Last week the world was presented with the first ever image of a black hole, a supermassive black hole by the name of M87. Recently, scientists have been studying M87, as well as the black hole at the center of our own galaxy, Sagittarius A. While Sagittarius A is much closer, it is dwarfed by the immense size of M87, therefore making M87 the better candidate for the photo.
Here’s a little info about good ole’ M87: first of all, it’s massive – it contains the mass of 6.5 billion suns massive. She thicc, especially compared to Sagittarius A, which only holds about 4.3 million solar masses. M87 lies at the center of an expansive elliptical galaxy, right about 55 million light years away from our own sweet little solar system. So, while it is very far, it is still bright and massive enough to make a good candidate for study.
Image Source: Klemen Vrankar on Unsplash
One may wonder: why is this a big deal? Why did it take so long to get this picture? Well, let me tell you, my friend. To capture the image of M87 a telescope the size of our Earth had to be constructed (which honestly sounds pretty sweet). This means a series of telescopes were set up in six different locations across the globe in an international effort. Together, they made the EHT, or Event Horizon Telescope.
The event horizon is basically the reach of the black hole; if you get to the event horizon, you have no choice but to go in. Black holes suck in any light that falls within their event horizon. Scientists had to figure out a way to photograph something that sucks in light, which is as difficult as it sounds.

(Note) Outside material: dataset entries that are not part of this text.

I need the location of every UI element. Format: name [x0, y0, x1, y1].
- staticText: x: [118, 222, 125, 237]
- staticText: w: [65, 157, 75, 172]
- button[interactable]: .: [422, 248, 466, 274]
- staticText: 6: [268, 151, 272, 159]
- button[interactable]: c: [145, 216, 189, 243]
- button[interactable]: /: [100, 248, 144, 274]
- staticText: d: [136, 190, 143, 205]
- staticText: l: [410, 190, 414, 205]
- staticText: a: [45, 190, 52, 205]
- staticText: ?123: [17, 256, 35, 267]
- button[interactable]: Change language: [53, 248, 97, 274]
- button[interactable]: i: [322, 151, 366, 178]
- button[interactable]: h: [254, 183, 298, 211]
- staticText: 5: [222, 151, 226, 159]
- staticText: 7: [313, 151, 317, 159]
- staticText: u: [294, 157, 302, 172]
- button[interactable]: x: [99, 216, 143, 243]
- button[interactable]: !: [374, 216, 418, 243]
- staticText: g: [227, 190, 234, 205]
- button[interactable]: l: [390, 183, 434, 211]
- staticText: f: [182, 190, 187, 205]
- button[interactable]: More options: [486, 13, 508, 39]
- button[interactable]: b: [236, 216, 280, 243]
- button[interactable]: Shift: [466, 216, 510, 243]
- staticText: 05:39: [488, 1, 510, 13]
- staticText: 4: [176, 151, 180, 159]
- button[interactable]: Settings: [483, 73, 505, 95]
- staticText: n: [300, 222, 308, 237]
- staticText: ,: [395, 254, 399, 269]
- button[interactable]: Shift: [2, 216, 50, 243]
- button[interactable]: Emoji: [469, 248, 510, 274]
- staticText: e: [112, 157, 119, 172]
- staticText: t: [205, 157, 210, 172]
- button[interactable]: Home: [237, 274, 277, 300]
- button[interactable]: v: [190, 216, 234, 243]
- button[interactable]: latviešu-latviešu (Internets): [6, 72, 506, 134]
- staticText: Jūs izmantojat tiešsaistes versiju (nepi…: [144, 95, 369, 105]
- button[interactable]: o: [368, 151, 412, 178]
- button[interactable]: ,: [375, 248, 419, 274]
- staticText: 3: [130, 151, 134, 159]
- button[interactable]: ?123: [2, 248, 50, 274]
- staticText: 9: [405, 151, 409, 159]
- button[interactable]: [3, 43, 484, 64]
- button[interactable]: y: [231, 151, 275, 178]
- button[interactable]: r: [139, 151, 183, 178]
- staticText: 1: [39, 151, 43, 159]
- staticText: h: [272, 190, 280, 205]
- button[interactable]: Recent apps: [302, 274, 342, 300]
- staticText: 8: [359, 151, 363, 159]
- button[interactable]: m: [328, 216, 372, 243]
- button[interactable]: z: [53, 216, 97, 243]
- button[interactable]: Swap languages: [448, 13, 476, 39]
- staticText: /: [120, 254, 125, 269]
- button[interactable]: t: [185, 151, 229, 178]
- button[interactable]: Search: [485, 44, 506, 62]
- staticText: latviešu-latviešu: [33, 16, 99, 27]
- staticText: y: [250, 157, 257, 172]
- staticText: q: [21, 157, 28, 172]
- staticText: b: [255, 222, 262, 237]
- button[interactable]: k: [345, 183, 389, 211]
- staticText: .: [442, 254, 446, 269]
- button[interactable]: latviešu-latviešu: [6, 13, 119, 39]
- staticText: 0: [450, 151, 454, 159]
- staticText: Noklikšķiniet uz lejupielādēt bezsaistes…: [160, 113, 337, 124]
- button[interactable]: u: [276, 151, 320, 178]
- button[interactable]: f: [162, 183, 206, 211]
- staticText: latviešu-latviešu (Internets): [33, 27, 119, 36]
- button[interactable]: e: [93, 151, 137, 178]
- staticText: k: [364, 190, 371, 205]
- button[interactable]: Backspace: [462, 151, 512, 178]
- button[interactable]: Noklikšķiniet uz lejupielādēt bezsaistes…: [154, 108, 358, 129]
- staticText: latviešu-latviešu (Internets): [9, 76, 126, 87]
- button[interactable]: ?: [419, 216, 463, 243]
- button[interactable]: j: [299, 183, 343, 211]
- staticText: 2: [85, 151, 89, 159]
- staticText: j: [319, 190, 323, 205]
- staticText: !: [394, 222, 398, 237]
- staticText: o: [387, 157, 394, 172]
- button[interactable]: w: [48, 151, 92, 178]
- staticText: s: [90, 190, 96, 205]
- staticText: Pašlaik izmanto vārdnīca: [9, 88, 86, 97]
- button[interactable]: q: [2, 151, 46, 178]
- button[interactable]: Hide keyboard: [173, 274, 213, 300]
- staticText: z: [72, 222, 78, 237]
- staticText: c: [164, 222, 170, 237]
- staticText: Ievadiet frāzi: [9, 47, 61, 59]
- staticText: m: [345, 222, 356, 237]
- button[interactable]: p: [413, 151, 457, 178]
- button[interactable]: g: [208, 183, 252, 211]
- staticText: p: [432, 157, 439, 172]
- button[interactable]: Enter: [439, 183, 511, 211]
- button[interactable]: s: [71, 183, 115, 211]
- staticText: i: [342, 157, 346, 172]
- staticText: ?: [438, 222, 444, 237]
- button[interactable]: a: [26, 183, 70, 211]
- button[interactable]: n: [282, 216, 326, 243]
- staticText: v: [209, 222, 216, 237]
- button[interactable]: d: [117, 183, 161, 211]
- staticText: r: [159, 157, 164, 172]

Enter: the EHT. *Applause*
Researchers developed the idea that instead of capturing an image of the black hole itself (which is impossible), they would instead get an image of its surrounding event horizon. This is why the picture just looks like an orange ring: it is all of the light that is trapped and being pulled into M87. The dark spot in the center of the ring is the shadow of M87 itself.
Image Source: EHT
The EHT also allows researchers to study Einstein’s General Theory of Relativity. I am in no way qualified to explain this theory, so all I will say is this: basically, if an object is massive enough (cough cough M87), it actually bends space-time. Think of a ball sitting in a net. M87 is the ball, the net is space-time. I’m sorry, that’s all I’ve got.
Scientists wanted to make sure the General Theory of Relativity still holds up, as it is rather hard to study. So leading up to capturing the photo of M87, they calculated the size that the event horizon should be in theory. If the image resembled their predictions, Einstein’s theory would still hold true. Surprise surprise, it was right on the money. Einstein. Smart guy.
So overall this is really cool and important. Get excited.